Federation of Jewish Communities in Ukraine Prepares 45,000 Pesach Packages

By Hamodia Staff

At the expansive logistics center of the Federation of Jewish Communities in Ukraine (FJCU) located in Dnipro, employees wrapped up extensive Pesach preparations on Sunday. These efforts, initiated a month and a half earlier, involved organizing and dispatching essential packages to 45,000 Jewish families across 169 communities nationwide — a slight decrease from the 180 communities present before the war.

Long before Purim, scores of Federation workers and volunteers began assembling these 45,000 packages, each filled with items such as hand-made and machine-made matzahs, wine, grape juice, a Seder plate, a cup, a puzzle depicting a Seder plate, candles for Shabbos and Yom Tov, a beautifully translated Ukrainian Haggadah, and detailed information about the Yom Tov and its observances.

The Federation has made concerted efforts to source all products from factories owned by Ukrainian Jews, notably featuring machine matzos from Kyiv and hand-made matzos from the Tiferet Matzos bakery in Dnipro, which suffered damage from a Russian drone strike on the eve of Pesach last year.

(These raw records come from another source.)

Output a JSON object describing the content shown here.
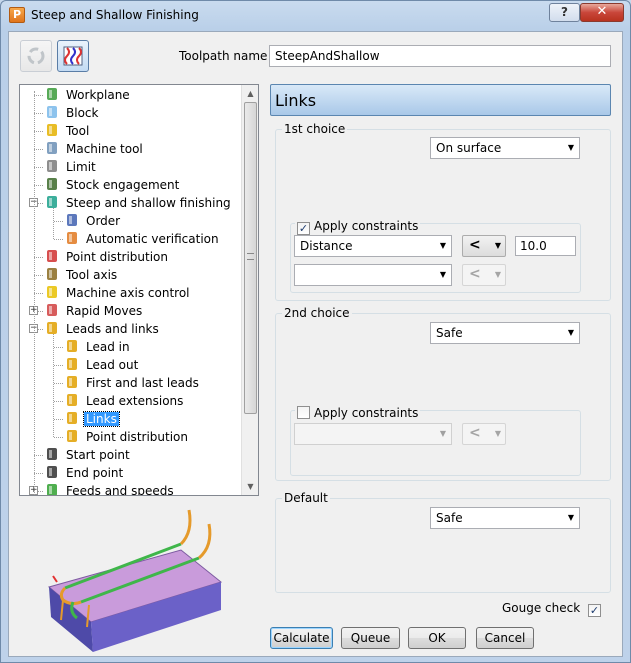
{
  "window": {
    "title": "Steep and Shallow Finishing",
    "app_icon_letter": "P",
    "help_glyph": "?",
    "close_glyph": "✕"
  },
  "toolpath": {
    "label": "Toolpath name",
    "value": "SteepAndShallow"
  },
  "tree": {
    "items": [
      {
        "label": "Workplane",
        "icon": "workplane-icon"
      },
      {
        "label": "Block",
        "icon": "block-icon"
      },
      {
        "label": "Tool",
        "icon": "tool-icon"
      },
      {
        "label": "Machine tool",
        "icon": "machine-tool-icon"
      },
      {
        "label": "Limit",
        "icon": "limit-icon"
      },
      {
        "label": "Stock engagement",
        "icon": "stock-engagement-icon"
      },
      {
        "label": "Steep and shallow finishing",
        "icon": "steep-shallow-icon",
        "expanded": true
      },
      {
        "label": "Order",
        "icon": "order-icon"
      },
      {
        "label": "Automatic verification",
        "icon": "verification-icon"
      },
      {
        "label": "Point distribution",
        "icon": "point-distribution-icon"
      },
      {
        "label": "Tool axis",
        "icon": "tool-axis-icon"
      },
      {
        "label": "Machine axis control",
        "icon": "axis-control-icon"
      },
      {
        "label": "Rapid Moves",
        "icon": "rapid-moves-icon",
        "expanded": false
      },
      {
        "label": "Leads and links",
        "icon": "leads-links-icon",
        "expanded": true
      },
      {
        "label": "Lead in",
        "icon": "lead-icon"
      },
      {
        "label": "Lead out",
        "icon": "lead-icon"
      },
      {
        "label": "First and last leads",
        "icon": "lead-icon"
      },
      {
        "label": "Lead extensions",
        "icon": "lead-icon"
      },
      {
        "label": "Links",
        "icon": "lead-icon",
        "selected": true
      },
      {
        "label": "Point distribution",
        "icon": "lead-icon"
      },
      {
        "label": "Start point",
        "icon": "start-point-icon"
      },
      {
        "label": "End point",
        "icon": "end-point-icon"
      },
      {
        "label": "Feeds and speeds",
        "icon": "feeds-speeds-icon",
        "expanded": false
      }
    ]
  },
  "panel": {
    "title": "Links",
    "first_choice": {
      "label": "1st choice",
      "value": "On surface",
      "apply_constraints_label": "Apply constraints",
      "apply_constraints_checked": true,
      "constraint1_type": "Distance",
      "constraint1_operator": "<",
      "constraint1_value": "10.0",
      "constraint2_type": "",
      "constraint2_operator": "<"
    },
    "second_choice": {
      "label": "2nd choice",
      "value": "Safe",
      "apply_constraints_label": "Apply constraints",
      "apply_constraints_checked": false,
      "constraint_type": "",
      "constraint_operator": "<"
    },
    "default": {
      "label": "Default",
      "value": "Safe"
    },
    "gouge_check_label": "Gouge check",
    "gouge_check_checked": true
  },
  "buttons": {
    "calculate": "Calculate",
    "queue": "Queue",
    "ok": "OK",
    "cancel": "Cancel"
  },
  "colors": {
    "header_gradient_top": "#d9e9f8",
    "header_gradient_bottom": "#a9c8e8",
    "selection": "#3399ff",
    "block_top": "#c99bdb",
    "block_front": "#6b61c8",
    "toolpath_green": "#3fb64a",
    "toolpath_orange": "#e59a2b"
  }
}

The Federation, along with Chabad shluchim, plans to conduct public celebrations in the country’s 41 largest cities — an ongoing tradition for the past 33 years. These events are expected to draw around 20,000 participants over the two Seder nights.

This year, for the first time, Jewish soldiers on the front lines will also partake in the Pesach celebrations. Rabbi Yaakov Siniakov, appointed by the Federation to oversee Jewish religious activities in the military, recently held a workshop for chaplains serving as religious officers. He detailed the specific holiday needs of Jewish soldiers and ensured they had the means to celebrate. Similar to Purim, when permissions were granted for the first time to circulate on the front lines with gift packages and Haggados, Rabbi Siniakov, alongside volunteers, will distribute special packages to Jewish soldiers stationed along the extensive front lines.

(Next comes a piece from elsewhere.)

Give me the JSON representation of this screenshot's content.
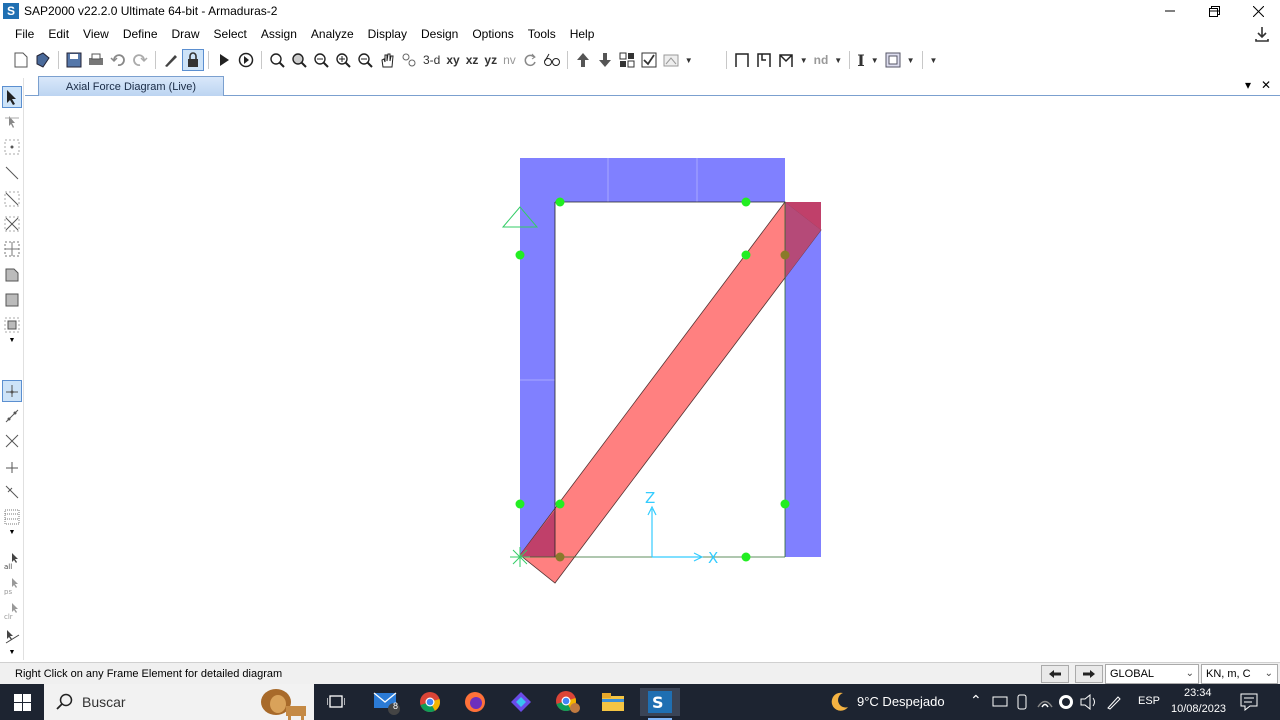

Rabbi Meir Stambler, a Chabad shliach and chairman of the federation, said: “We never imagined that we would still be celebrating Pesach amidst an ongoing war and while our brothers in Israel confront a harsh war with their enemies. Yet, our resolve remains unbroken, and we are gearing up to observe the holiday with as much true freedom as possible. No war or adversity will quench our spirit to live as Jews. Both the Jews of Ukraine and Israel continue to hope that even before this Pesach ends, we will find ourselves in a time of peace. We keep our hopes high for next year in Yerushalayim.”